[words from the November 3, 2016 Department of Justice report]
A Montgomery County, Alabama resident was sentenced to 61 months in prison for his role in a stolen identity refund fraud scheme, announced Principal Deputy Assistant Attorney General Caroline D. Ciraolo, head of the Justice Department’s Tax Division, and U.S. Attorney George L. Beck Jr. of the Middle District of Alabama.
According to information provided in court, James Vernon Battle used stolen personal identification information to prepare and file at least 335 false federal income tax returns for tax years 2013 and 2014 that fraudulently claimed more than $400,000 in tax refunds. Battle obtained stolen personal identification information from Wendy Huff, who worked at two loan companies in Montgomery, Alabama. Battle directed the Internal Revenue Service (IRS) to issue the requested refunds via prepaid debit cards and U.S. Treasury checks. The prepaid debit cards and checks were sent to various addresses controlled by Battle, as well as Huff’s personal residence. Battle brought several checks to Huff’s workplace, where she used her position to cash them. Huff returned half of the proceeds to Battle and kept the balance for herself.

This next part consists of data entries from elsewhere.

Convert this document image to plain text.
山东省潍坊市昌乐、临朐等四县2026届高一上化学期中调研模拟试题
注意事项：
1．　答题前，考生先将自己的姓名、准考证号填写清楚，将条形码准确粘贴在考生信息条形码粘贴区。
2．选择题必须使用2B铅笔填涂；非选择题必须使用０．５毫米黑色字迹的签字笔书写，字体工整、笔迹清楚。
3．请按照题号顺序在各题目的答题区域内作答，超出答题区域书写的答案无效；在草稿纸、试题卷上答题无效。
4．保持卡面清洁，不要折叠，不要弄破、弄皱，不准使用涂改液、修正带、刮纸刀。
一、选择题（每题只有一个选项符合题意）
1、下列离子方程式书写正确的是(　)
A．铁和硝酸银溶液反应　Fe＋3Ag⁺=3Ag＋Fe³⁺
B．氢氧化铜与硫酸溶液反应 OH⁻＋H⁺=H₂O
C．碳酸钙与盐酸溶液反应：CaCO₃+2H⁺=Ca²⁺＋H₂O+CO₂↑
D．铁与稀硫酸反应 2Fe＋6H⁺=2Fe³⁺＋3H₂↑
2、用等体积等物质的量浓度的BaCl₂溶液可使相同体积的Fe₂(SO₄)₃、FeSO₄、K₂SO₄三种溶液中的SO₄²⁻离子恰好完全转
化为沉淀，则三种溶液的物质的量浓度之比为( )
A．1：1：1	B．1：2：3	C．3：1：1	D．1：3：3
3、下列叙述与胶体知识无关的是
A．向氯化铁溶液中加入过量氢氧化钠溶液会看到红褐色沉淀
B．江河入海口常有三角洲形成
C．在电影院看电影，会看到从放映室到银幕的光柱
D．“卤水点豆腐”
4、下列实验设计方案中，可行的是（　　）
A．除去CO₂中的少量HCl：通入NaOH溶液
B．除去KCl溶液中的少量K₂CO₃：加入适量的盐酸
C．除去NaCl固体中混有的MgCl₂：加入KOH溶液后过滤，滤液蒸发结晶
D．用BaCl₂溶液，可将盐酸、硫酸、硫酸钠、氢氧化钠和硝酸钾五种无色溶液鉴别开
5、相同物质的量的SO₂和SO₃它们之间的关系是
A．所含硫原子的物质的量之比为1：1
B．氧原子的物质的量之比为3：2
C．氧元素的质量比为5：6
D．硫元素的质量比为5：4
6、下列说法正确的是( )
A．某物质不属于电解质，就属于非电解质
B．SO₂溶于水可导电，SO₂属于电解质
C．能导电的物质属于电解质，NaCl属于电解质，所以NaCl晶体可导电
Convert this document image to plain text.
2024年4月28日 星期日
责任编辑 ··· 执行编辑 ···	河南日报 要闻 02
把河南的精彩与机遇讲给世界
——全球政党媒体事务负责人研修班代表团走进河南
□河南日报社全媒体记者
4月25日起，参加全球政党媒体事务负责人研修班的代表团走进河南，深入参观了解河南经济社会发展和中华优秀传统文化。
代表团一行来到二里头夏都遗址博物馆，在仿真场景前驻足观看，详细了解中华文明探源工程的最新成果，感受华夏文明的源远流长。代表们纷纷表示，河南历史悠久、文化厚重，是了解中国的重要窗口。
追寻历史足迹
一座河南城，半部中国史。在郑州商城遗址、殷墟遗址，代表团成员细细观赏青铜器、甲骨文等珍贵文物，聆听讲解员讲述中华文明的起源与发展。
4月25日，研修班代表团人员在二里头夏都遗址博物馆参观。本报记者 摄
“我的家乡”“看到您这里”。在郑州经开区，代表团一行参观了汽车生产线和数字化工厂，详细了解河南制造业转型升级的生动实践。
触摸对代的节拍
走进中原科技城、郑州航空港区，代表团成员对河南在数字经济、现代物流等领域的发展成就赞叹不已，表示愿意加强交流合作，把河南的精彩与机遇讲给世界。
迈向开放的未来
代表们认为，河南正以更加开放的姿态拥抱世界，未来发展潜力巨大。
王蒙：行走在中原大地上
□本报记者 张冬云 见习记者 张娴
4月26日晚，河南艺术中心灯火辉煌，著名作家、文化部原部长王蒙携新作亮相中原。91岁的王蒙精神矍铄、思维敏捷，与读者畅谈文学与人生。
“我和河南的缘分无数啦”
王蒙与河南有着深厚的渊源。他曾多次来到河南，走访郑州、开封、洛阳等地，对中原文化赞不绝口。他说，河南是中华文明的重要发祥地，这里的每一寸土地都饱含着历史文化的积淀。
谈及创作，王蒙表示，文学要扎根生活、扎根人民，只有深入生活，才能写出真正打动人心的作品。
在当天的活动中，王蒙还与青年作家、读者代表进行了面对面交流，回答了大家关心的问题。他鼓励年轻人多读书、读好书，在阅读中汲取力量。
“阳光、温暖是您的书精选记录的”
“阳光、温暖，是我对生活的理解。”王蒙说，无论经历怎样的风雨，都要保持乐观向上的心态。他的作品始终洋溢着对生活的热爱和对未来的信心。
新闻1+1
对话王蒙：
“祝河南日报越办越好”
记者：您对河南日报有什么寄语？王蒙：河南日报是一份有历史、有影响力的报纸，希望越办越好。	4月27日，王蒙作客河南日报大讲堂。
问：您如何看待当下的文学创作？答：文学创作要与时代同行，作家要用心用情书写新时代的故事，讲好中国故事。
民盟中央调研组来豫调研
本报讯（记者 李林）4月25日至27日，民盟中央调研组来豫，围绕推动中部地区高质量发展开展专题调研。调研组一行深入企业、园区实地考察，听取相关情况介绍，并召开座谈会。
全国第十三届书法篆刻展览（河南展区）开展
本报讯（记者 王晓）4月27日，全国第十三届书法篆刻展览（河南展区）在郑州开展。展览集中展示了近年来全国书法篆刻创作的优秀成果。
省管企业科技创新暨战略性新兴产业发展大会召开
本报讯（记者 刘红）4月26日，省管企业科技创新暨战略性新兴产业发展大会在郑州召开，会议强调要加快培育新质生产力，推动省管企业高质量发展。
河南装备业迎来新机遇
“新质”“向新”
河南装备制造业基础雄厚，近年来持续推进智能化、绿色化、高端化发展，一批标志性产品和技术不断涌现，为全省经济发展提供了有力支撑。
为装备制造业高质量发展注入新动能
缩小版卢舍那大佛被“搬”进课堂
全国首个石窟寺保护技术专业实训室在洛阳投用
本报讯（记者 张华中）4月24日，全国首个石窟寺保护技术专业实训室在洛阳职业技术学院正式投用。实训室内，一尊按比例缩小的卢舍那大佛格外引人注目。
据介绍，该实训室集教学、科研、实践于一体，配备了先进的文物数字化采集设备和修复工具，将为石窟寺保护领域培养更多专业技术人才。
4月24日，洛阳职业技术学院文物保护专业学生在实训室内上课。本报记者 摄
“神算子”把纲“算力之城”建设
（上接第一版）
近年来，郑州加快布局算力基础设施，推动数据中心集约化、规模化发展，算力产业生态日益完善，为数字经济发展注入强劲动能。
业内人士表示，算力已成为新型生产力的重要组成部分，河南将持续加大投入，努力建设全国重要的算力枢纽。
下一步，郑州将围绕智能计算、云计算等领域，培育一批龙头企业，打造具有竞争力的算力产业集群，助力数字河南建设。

Battle also attempted to obstruct justice by threatening and intimidating a witness. Evidence introduced in court showed that right after Battle was released on bond, he stalked the witness and threatened that he had “a bullet for the person that messed up his million dollar plan.” U.S. District Court Judge William Keith Watkins found that the evidence of obstruction warranted an increased prison sentence.
Battle pleaded guilty in April to wire fraud and aggravated identity theft. In addition to the prison term imposed, Battle was ordered to serve three years of supervised release and to pay $102,322 in restitution to the IRS. Huff pleaded guilty in March to conspiracy to commit wire fraud and aggravated identity theft, and was sentenced in July to 48 months in prison.